3.11 Uit het vorenstaande volgt dat het bestreden vonnis niet in stand kan blijven, met uitzondering van de afwijzing van het onvoorwaardelijke deel van de reconventie en de proceskostenveroordeling in reconventie. Opnieuw rechtdoende zal de vordering in conventie alsnog worden afgewezen en zal met betrekking tot het voorwaardelijke deel van de reconventie geen nieuwe beslissing worden genomen, omdat hieraan niet wordt toegekomen. Bij deze uitkomst past dat [geïntimeerden] worden veroordeeld in de kosten van de conventie in eerste aanleg en die van het hoger beroep. De door [appellant] gevorderde wettelijke rente over de proceskosten is toewijsbaar als na te melden.

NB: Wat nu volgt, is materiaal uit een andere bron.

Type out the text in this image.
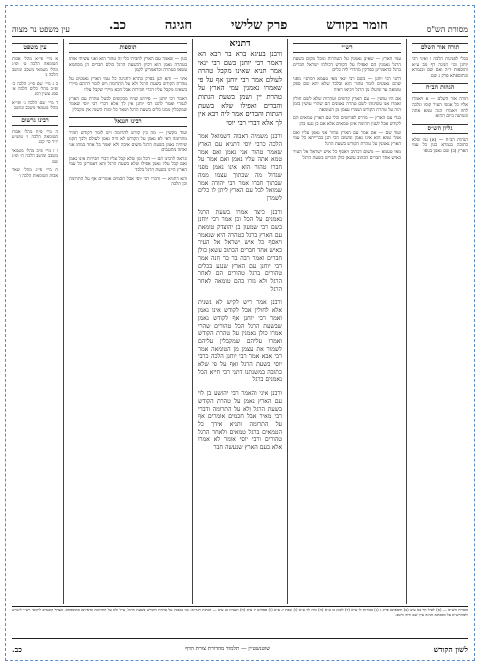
מסורת הש"ס
חומר בקודש
פרק שלישי
חגיגה
כב.
עין משפט נר מצוה
תורה אור השלם
בבלי לפניגות הלכה ז ואיני רבי יוחנן וכו׳ חגיגה דף מב ע״א ותוספות ד״ה ואם שם ובגמרא ובתוספתא פרק ג שם
הגהות הב״ח
תורה אור השלם — א ויאמרו אליו כל אנשי העיר קומו ונלכה לחוז ויאמרו הנה טמא אתה ונשתנה ביום ההוא
גליון הש״ס
הגהות הב״ח — (א) גמ׳ שלא כתובה בגמרא כגון כל עמי הארץ (ב) שם נאמן בגופו
רש״י

עמי הארץ — שאינן נאמנין על הטהרות ומכל מקום בשעת הרגל נאמנין הם ואפילו על הקודש דכולהו ישראל חברים ברגל כדאמרינן בפרקין מהדרי ליה כלים

דתני רבי יוחנן — בשם רבי ינאי מאי טעמא דמתני׳ מפני שהם נאמנים לומר טהור הוא ובלבד שלא יהא שם ספק טומאה עד שיעלו מן הרגל ויביאו ראיה

אם היו עושין — עם הארץ קדשים וטהרות שלא לשם חולין ואמרו אנו עשינוהו לשם טהרה נאמנים הם שהרי עושין בזמן הזה על טהרת הקודש ושמרו עצמן מן הטומאה

בגדי עם הארץ — מדרס לפרושים וכלי עם הארץ טמאים הם לקודש אבל לענין תרומה אינן טמאים אלא אם כן נגעו בהן

ועוד שם — אם אמר עם הארץ טהור אני נאמן עליו ואם אמר טמא הוא אינו נאמן ומשום הכי תנן בברייתא כל עמי הארץ נאמנין על טהרת הקודש בשעת הרגל

מאי טעמא — משום דכתיב ויאסף כל איש ישראל אל העיר כאיש אחד חברים הכתוב עשאן כולן חברים בשעת הרגל

דתניא
ורבנן בעיגא ברא בר רבא הא דאמר רבי יוחנן בשם רבי ינאי אמר תניא שאינו מקבל טהרה לעולם אמר רבי יוחנן אף על פי שאמרו נאמנין עמי הארץ על טהרת יין ושמן בשעת הגתות והבדים ואפילו שלא בשעת הגתות והבדים אמר ליה רבא אין לך אלא דברי רבי יוסי
ורבנן משמיה דאבוה דשמואל אמר הלכה כרבי יוסי דתניא עם הארץ שאמר טהור אני נאמן ואם אמר טמא אתה עליו נאמן ואם אמר על חברו טהור הוא אינו נאמן מפני שגדול מה שבתוך עצמו ממה שבתוך חברו אמר רבי יהודה אמר שמואל לכל עם הארץ ליתן לו כלים לשמרן
ורבנן כיצד אמרו בשעת הרגל נאמנים על הכל וכן אמר רבי יוחנן בשם רבי שמעון בן יהוצדק טומאת עם הארץ ברגל כטהרה היא שנאמר ויאסף כל איש ישראל אל העיר כאיש אחד חברים הכתוב עשאן כולן חברים ואמר רבה בר בר חנה אמר רבי יוחנן עם הארץ שנגע בכלים טהורים ברגל טהורים הם לאחר הרגל ולא גזרו בהם טומאה לאחר הרגל
ורבנן אמר ריש לקיש לא נשנית אלא לחולין אבל לקודש אינו נאמן ואמר רבי יוחנן אף לקודש נאמן שבשעת הרגל הכל טהורים שהרי אמרו כולן נאמנין על טהרת הקודש ואמרו עליהם שמקבלין עליהם לשמור את עצמן מן הטומאה אמר רבי אבא אמר רבי יוחנן הלכה כרבי יוסי בשעת הרגל ואף על פי שלא כתובה במשנתנו דתני רבי חייא הכל נאמנים ברגל
ורבנן איני והאמר רבי יהושע בן לוי עם הארץ נאמן על טהרת הקודש בשעת הרגל ולא על התרומה ודברי רבי מאיר אבל חכמים אומרים אף על התרומה ותניא אידך כל הטמאים ברגל טמאים ולאחר הרגל טהורים ורבי יוסי אומר לא אמרו אלא בעם הארץ שנעשה חבר
תוספות

כגון — שאמר עם הארץ לחבירו כלי זה טהור הוא ואני עשיתי אותו בטהרה נאמן הוא דכיון דבשעת הרגל כולם חברים הן מסתמא עשאו בטהרה וכדאמרינן לקמן

איני — והא תנן בפרק בתרא דחגיגה כל עמי הארץ נאמנים על טהרת הקודש בשעת הרגל ולא על התרומה ויש לומר דהתם מיירי בשאינו מקבל עליו דברי חבירות אבל הכא מיירי שקבל עליו

דאמר רבי יוחנן — פירוש שהיו מבקשים לבטל טהרת עם הארץ לגמרי ואמר להם רבי יוחנן אין לך אלא דברי רבי יוסי שאמר שמקבלין ממנו כלים בשעת הרגל ושאר כל ימות השנה אין מקבלין

רבינו חננאל

ועוד מקשין — מה בין קודש לתרומה ויש לומר דקודש חמיר מתרומה דאי לא נאמן על הקודש לא היה נאמן לעולם ולכך תקנו שיהיה נאמן בשעת הרגל משום איבה ולא יאמר כל אחד במתו אני ואתה מתגנבים

ונראה לרבינו תם — דכל זמן שלא קבל עליו דברי חבירות אינו נאמן ואם קבל עליו נאמן אפילו שלא בשעת הרגל והא דאמרינן כל עמי הארץ היינו בשעת הרגל בלבד

והא דתניא — ודברי רבי יוסי אבל חכמים אומרים אף על התרומה וכן הלכה

עין משפט
א מיי׳ פי״א מהל׳ אבות הטומאה הלכה ט׳ ופ״ג מהל׳ מטמאי משכב ומושב הלכה ג׳
ב ג מיי׳ שם פי״ג הלכה ב׳ ופ״ב מהל׳ כלים הלכה א׳ סמג עשין רמג
ד מיי׳ שם הלכה ג׳ ופי״א מהל׳ מטמאי משכב ומושב
רבינו גרשום
ה מיי׳ פ״ח מהל׳ אבות הטומאה הלכה ז׳ טוש״ע יו״ד סי׳ קכג
ו ז מיי׳ פ״ב מהל׳ מטמאי משכב ומושב הלכה ח׳ ופ״ג שם
ח מיי׳ פי״ג מהל׳ שאר אבות הטומאות הלכה ו׳
מסורת הש״ס — (א) לעיל דף כא ע״ב (ב) תוספתא פרק ג (ג) בכורות לו ע״א (ד) לקמן כו ע״א (ה) נדה לד ע״א (ו) שבת יג ע״א (ז) פסחים יז ע״ב (ח) תענית כג ע״ב — הגהות הגר״א: גמ׳ נאמנין על טהרת הקודש בשעת הרגל, צ״ל ולא על התרומה כדאיתא בתוספתא. מצרף קונטרס ליקוטי רש״י ליש״ש ולמהרש״א על מסכתא חגיגה עיין שם ודוק היטב.
לשון הקודש
שוטנשטיין — תלמוד מהדורת צורת הדף
כב.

- vernietigt het tussen partijen gewezen vonnis van de rechtbank 's Gravenhage van 23 februari 2011, voorzover in conventie gewezen en voor zover in reconventie het voorwaardelijk deel van de vordering is afgewezen;
en in zoverre opnieuw rechtdoende:
- wijst de vordering van [geïntimeerden] af;
- veroordeelt [geïntimeerden] hoofdelijk in de kosten van het geding in conventie in eerste aanleg, aan de zijde van [appellant] tot op 23 februari 2011 begroot op € 1.185,--aan griffierecht en € 4.000,-- aan salaris advocaat en bepaalt dat deze bedragen binnen veertien dagen na de dag van deze uitspraak moeten zijn voldaan, bij gebreke waarvan de wettelijke rente als bedoeld in artikel 6:119 BW verschuldigd is vanaf het einde van voormelde termijn tot aan de dag der algehele voldoening;
- bekrachtigt het vonnis (met uitzondering van de afwijzing van de voorwaardelijke reconventionele vordering, waaraan het hof niet is toegekomen) voor het overige;
- veroordeelt [geïntimeerden] hoofdelijk in de kosten van het geding in hoger beroep, aan de zijde van [appellant] tot op heden begroot op € 90,81 aan explootkosten, € 1.475,-- aan griffierecht en € 3.263,-- aan salaris advocaat, en bepaalt dat deze bedragen binnen veertien dagen na de dag van deze uitspraak moeten zijn voldaan, bij gebreke waarvan de wettelijke rente als bedoeld in artikel 6:119 BW verschuldigd is vanaf het einde van voormelde termijn tot aan de dag der algehele voldoening;
- verklaart voornoemde proceskostenveroordelingen uitvoerbaar bij voorraad.
Dit arrest is gewezen door mrs. M.J. van der Ven, E.M. Dousma-Valk en S.J. Schaafsma en is uitgesproken ter openbare terechtzitting van 16 april 2013 in aanwezigheid van de griffier.